The newspaper comic strip “Calvin and Hobbes” had a fictional game called “Calvinball,” the rules of which are made up and constantly changing. The only fixed rule is that you can’t play it the same way twice.

The game appeared in a Supreme Court opinion Thursday, when Justice Ketanji Brown Jackson accused her colleagues of “Calvinball jurisprudence with a twist.”

In a solo opinion on the Trump administration’s quest to cut National Institutes of Health research grants, she wrote that in the court’s version of Calvinball, “this Administration always wins.”

It’s a remarkable statement from a sitting Supreme Court justice — she was clear to specify “this” administration — and not the first time that she has struck out on her own to publicly address her colleagues in stark terms.

Jackson is one of three Democratic appointees on the court, along with six Republican appointees. This was the latest example of Obama appointees Sonia Sotomayor and Elena Kagan declining to sign on to some of Jackson’s strongest language. (All three Democratic appointees joined Chief Justice John Roberts’ opinion in the NIH matter, a case that produced a tangle of separate opinions, including Jackson’s.)

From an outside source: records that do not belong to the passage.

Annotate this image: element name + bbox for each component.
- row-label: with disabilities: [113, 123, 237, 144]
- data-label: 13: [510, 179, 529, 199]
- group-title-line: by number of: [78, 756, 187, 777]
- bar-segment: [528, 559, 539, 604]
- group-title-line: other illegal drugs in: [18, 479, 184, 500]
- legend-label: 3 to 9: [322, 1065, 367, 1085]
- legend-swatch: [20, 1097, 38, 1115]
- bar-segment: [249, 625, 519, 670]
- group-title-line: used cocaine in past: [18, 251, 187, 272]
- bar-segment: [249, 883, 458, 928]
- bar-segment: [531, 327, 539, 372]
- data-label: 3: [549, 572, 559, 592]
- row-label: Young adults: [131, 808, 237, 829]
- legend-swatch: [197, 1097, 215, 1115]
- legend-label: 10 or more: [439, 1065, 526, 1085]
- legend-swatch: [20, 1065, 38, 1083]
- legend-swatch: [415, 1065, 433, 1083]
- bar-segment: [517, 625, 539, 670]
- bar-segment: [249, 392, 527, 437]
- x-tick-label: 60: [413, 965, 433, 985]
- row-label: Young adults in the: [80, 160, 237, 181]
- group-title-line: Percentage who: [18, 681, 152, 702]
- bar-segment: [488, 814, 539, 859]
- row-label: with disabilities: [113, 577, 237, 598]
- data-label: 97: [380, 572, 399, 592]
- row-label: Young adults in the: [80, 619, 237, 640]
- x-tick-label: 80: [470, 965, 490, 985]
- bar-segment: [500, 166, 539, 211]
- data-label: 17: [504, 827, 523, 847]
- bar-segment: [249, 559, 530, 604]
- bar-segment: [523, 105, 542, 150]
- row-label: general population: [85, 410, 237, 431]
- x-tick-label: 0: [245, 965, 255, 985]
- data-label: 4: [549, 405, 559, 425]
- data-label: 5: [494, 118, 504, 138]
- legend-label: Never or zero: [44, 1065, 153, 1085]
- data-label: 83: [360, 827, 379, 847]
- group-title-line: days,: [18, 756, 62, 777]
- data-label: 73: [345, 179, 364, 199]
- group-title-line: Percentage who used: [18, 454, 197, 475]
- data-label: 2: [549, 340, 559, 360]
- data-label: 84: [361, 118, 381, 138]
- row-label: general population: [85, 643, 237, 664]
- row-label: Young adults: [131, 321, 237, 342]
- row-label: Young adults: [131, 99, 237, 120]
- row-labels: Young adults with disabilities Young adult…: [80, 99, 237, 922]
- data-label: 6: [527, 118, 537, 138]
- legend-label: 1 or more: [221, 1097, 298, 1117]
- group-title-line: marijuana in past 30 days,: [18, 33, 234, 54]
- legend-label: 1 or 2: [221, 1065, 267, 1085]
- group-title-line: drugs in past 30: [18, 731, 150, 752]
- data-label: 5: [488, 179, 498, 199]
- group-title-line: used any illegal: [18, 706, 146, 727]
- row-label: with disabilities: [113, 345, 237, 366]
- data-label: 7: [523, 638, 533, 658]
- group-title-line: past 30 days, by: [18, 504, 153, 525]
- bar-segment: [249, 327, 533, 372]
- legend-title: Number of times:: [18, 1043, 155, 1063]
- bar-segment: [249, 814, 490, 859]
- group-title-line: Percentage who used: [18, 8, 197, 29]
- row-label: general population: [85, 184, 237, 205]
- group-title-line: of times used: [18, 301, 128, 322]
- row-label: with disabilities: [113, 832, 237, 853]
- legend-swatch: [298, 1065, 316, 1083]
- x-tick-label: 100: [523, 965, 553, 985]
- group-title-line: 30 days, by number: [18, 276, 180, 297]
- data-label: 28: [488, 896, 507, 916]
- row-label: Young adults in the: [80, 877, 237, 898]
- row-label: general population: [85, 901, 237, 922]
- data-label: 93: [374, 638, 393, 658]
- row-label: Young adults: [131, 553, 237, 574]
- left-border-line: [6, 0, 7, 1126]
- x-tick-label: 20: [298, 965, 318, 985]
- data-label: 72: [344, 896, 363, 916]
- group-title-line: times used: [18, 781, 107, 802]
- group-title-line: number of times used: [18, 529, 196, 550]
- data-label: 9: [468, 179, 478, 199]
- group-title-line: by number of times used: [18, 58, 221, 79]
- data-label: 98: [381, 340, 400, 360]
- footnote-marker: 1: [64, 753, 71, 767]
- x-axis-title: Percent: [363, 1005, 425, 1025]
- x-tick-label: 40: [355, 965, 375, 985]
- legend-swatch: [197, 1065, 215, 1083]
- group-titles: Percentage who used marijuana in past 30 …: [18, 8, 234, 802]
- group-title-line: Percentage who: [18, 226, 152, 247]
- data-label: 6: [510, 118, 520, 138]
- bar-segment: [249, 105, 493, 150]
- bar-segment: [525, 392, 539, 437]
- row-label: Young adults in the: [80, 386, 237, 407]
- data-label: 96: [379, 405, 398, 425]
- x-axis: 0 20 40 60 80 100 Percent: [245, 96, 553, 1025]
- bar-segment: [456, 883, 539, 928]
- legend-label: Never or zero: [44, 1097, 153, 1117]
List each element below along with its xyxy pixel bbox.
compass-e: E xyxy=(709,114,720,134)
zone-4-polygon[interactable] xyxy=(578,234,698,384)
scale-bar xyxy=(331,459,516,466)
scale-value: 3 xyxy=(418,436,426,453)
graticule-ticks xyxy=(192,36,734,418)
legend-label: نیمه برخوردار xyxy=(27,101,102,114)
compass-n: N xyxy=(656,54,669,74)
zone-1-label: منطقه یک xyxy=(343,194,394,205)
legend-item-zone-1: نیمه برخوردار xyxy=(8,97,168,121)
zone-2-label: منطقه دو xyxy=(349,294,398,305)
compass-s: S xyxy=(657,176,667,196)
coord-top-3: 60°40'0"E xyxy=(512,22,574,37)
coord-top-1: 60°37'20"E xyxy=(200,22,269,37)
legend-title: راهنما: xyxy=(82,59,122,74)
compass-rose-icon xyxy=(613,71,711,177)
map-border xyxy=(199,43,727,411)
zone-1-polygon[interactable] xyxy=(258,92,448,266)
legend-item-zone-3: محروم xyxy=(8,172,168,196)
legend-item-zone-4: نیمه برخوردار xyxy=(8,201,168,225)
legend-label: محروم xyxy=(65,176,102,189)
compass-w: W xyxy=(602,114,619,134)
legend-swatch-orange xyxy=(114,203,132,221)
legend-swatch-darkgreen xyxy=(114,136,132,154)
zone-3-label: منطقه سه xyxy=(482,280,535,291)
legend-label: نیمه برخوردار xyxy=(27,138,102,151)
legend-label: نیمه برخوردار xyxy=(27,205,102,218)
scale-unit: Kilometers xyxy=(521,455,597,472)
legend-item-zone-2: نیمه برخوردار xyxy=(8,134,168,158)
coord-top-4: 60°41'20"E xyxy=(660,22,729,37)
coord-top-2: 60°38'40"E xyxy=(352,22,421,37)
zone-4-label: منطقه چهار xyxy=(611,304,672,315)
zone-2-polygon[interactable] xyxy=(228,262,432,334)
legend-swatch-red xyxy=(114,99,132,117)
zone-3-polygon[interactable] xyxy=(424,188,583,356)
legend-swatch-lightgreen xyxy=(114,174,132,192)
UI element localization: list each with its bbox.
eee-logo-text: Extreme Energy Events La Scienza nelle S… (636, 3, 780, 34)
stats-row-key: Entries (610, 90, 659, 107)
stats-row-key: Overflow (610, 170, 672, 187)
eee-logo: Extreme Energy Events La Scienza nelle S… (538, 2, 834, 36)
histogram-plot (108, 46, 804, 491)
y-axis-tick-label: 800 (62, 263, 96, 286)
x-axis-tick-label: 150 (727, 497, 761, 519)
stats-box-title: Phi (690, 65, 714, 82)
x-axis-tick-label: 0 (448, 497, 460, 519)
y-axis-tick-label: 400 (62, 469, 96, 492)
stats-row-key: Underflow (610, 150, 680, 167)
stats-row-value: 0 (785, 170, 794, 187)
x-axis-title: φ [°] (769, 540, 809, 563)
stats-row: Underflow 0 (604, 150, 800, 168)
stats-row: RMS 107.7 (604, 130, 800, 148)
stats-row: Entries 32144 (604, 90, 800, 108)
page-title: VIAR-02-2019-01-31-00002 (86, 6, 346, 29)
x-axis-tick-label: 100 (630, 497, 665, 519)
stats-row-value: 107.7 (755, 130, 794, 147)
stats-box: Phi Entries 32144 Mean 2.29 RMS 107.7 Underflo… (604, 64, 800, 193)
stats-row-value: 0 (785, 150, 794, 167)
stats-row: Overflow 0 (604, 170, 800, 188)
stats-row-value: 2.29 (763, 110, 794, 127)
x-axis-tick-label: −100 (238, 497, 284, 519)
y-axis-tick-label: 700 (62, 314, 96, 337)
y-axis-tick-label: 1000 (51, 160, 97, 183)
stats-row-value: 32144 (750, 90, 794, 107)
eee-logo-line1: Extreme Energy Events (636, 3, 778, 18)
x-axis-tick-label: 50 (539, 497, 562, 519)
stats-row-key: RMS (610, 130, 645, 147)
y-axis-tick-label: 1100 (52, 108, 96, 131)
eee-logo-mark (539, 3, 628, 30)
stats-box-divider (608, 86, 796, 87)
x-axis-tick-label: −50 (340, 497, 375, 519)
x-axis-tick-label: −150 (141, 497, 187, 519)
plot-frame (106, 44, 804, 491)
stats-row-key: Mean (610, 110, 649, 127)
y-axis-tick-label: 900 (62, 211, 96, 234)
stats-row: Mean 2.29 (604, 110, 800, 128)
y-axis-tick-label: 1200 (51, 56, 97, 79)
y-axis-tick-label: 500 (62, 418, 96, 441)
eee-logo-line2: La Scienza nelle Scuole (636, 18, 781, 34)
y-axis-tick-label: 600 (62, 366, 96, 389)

In her solo effort, Jackson described the NIH case as the “newest entry in the Court’s quest to make way for the Executive Branch.” She said it’s one that “has real consequences, for the law and for the public,” and she expressed the hope that “affected grant recipients can find a way to maintain their research studies — and their legal claims — long enough to give the Court the chance to change its mind.”

If the court changes course in the future and rules against the administration, that would seem to thwart Jackson’s Calvinball theory. But presumably she would be happy about that.